Today’s New York Times Book Review is nowhere near as annoying as either of the last two.
The front cover promises William Vollman on Nietzsche and Francine Prose on Eudora Welty, and that’s a good start. Vollmann and Nietzsche ought to go together like peanut butter and jelly, and in fact they have a lot to talk about (Vollmann also occasionally mentions the book he is reviewing, Friedrich Nietzsche by Curtis Cate). I have a feeling Vollmann could write several volumes about Nietzsche, but the short primer he presents here is useful and interesting.
I also learned a few things from Prose’s prose on Welty — like the fact that Eudora Welty was a copy editor for the New York Times Book Review itself in 1944. I’d love to see the archives from that year; in fact, I hope the NYTBR will follow the lead of the New Yorker and start publishing their archives in trade book form. Let’s get that book out already.
I enjoyed A. O. Scott’s witty review of Bret Easton Ellis’s Lunar Park (“Ellis does not seem especially interested in changing anyone’s low opinion of him, preferring to perform a pre-emptive character assassination on himself”). It’s a respectful review and mainly a positive one. I’m reading Lunar Park myself now and I will certainly have more to say about it soon.

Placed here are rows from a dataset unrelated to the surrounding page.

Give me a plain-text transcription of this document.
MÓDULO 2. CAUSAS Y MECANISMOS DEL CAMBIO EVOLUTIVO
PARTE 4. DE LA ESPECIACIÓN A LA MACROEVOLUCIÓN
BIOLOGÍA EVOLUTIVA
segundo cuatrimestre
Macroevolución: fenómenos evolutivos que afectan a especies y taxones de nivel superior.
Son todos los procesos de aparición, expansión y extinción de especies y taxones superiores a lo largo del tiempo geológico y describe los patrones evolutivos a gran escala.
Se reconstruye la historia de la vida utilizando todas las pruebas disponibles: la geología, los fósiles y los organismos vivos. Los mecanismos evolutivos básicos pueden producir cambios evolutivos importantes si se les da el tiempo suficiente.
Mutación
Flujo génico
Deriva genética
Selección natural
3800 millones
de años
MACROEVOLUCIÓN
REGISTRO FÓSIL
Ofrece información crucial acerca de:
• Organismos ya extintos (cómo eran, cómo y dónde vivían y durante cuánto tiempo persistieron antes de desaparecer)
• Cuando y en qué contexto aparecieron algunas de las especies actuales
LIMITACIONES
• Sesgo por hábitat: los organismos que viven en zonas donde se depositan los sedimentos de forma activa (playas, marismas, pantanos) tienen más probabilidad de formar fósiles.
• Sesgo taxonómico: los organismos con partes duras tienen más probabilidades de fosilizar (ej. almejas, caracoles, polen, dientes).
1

There’s a decent amount of fiction coverage, and I’m going to be looking out for books by Edie Meidav, Xinran and Mary Anne Mohanraj for bookstore skimmage and possible purchase.
This Book Review’s one false note — but a loud false note — is Dan Chaisson’s overly worshipful review of Migration, the career collection of poet W. S. Merwin. We hear stuff like this: “What replaced them … were distilled lyrics, unpunctuated, employing a new sit of stripped integers: bees, larks, dust, streams”. What happened to Mopsy and Cottontail? And what the hell does that even mean? We also hear a poem described as “the sort of Yeats poem Berryman would have written to impress R. P. Blackmur”. Check, I was thinking the same thing. The Book Review lost me on this article, but the rest of it holds up just fine.
3 Responses
So …Is Nietzsche the peanut
So …
Is Nietzsche the peanut butter or the jelly?
I’m afraid to answer, knowing
I’m afraid to answer, knowing that I am speaking to the inventor of Henry James Chili and D. H. Lawrence Corned Beef Hash. I know what’s coming, if I say anything at all.
Boysenberry JamI must say I
Boysenberry Jam
I must say I think seedless boysenberry jam is the greatest food on the face of the Earth. Goes great with peanut butter.
I went to the NY Times and read the article about the guy who wrote Less Than Zero. I did this only because I’d seen you’ve been reviewing the review. It was interesting to see how he’s marketing himself and being marketed. I went to the web site even of Jayne Payne.
It seems to me rather than fictionalizing his life he is fictionalizing his fiction with him as the fictional character wherein the fiction is that he is not a fictional character.
It seems that TV has been there first. Seinfeld was the pioneer. Jerry Seinfeld wasn’t really a guy in New York with friends George and Kramer and Elaine, but that was Jerry Seinfeld’s name and ostensibly Jerry Seinfeld was playing himself etc…
Then there was Drew Carey, Andy Richter, George Lopez and virtually every TV sitcom has the same premise.
This fictionalizing a real person as if they are a real character being written about but what is written about them is fiction seems to be a trend as well. A few posts ago I made a cryptic comment about Michael Chabon and CB Colby. Chabon has been lecturing that a well known children’s writer named CB Colby was in reality a former Nazi propagandist who pretended toa be jewish camp survivor to escape prosecution, and with the help of a former actual concentration camp survivor whom he met in Europse after the war and married, moved to the US and pulled off the scam, by, among other things, putting on a fake camp tattoo. To make matters worse, the real Nazi, fake jewish holocaust survivor turned children’s book author wrote a book called the Book of Hell which was his initially critically acclaimed memoir of the horrible life in the camp.
OK, it sounds like a story for his next novel, but the problem is CB Colby was a real author who wrote the books Chabon attibutes to him. But there is no “Book of Hell”, no person who did any of the things attibuted to the very real CB Colby, author of the classic “Strangely Enough”.
Easton makes the drug addled character himself, at least. Chabon is making the rotten fictional character based on someone else who is real (or was, since he’s passed away — nice way to avoid a slander suit).
Also, I note how much the B&W pub photo of Easton reminds me of old pub photos of Kerouac in the Town and City time period. Are publishing house going retro or have they simply still used the same standard official author shot approach after 50 years.